February 5, 2021

Corporate Name: AGC Inc. President & CEO: Yoshinori Hirai (Code Number: 5201; TSE 1st section)

Contact: Kazumi Tamaki, General Manager, Corporate Communications & Investor Relations (Tel: +81-3-3218-5603)

AGC Formulates New Management Policy, Long-term Strategy, and Medium-term

Management Plan

AGC Inc. (Headquarters: Tokyo; President: Yoshinori Hirai) has formulated its new management policy

AGC plus 2.0, long-term management strategy Vision 2030, and medium-term management plan AGC plus-2023. An overview is provided below.

Mid/Long-term Management Policy and Management Strategy>

1. The new management policy AGC plus 2.0 and the new long-term strategy "Vision 2030"

The AGC Group has formulated a new management policy, AGC plus 2.0, and a long-term management strategy Vision 2030 as described below.
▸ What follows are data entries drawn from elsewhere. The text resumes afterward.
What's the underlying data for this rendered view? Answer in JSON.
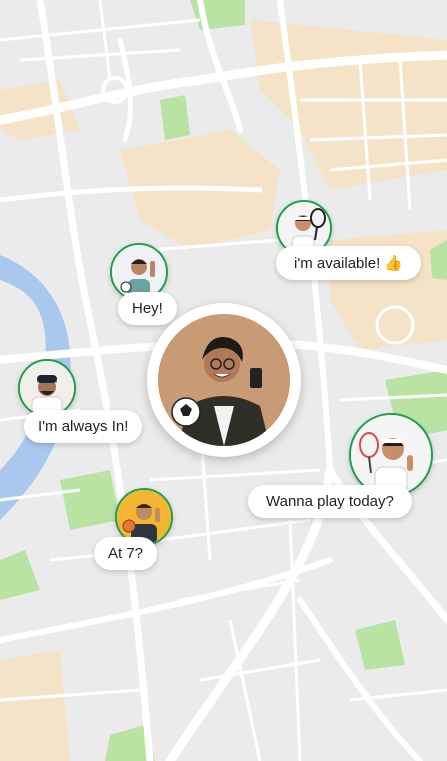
{
  "map": {
    "background_color": "#ebebeb",
    "water_color": "#aac8ee",
    "park_color": "#b9e3a3",
    "sand_color": "#f4e3c7"
  },
  "center_user": {
    "avatar": "man-with-soccer-ball-photo",
    "ring_color": "#ffffff"
  },
  "players": [
    {
      "avatar": "man-waving-photo",
      "message": "Hey!"
    },
    {
      "avatar": "man-in-turban-photo",
      "message": "I'm always In!"
    },
    {
      "avatar": "man-holding-basketball-photo",
      "message": "At 7?"
    },
    {
      "avatar": "woman-with-tennis-racket-photo",
      "message": "i'm available! 👍"
    },
    {
      "avatar": "woman-with-badminton-racket-photo",
      "message": "Wanna play today?"
    }
  ],
  "accent_color": "#1f9d4a"
}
New management policy AGC plus 2.0

The AGC Group add a "plus" by:

  • Providing safety, security and comfort to society,
  • Creating new value and functions for customers and business partners and building trust with them,
  • Enhancing job satisfaction among employees,
  • Increasing the Group's corporate value for investors, and
  • Building a better future for coming generations.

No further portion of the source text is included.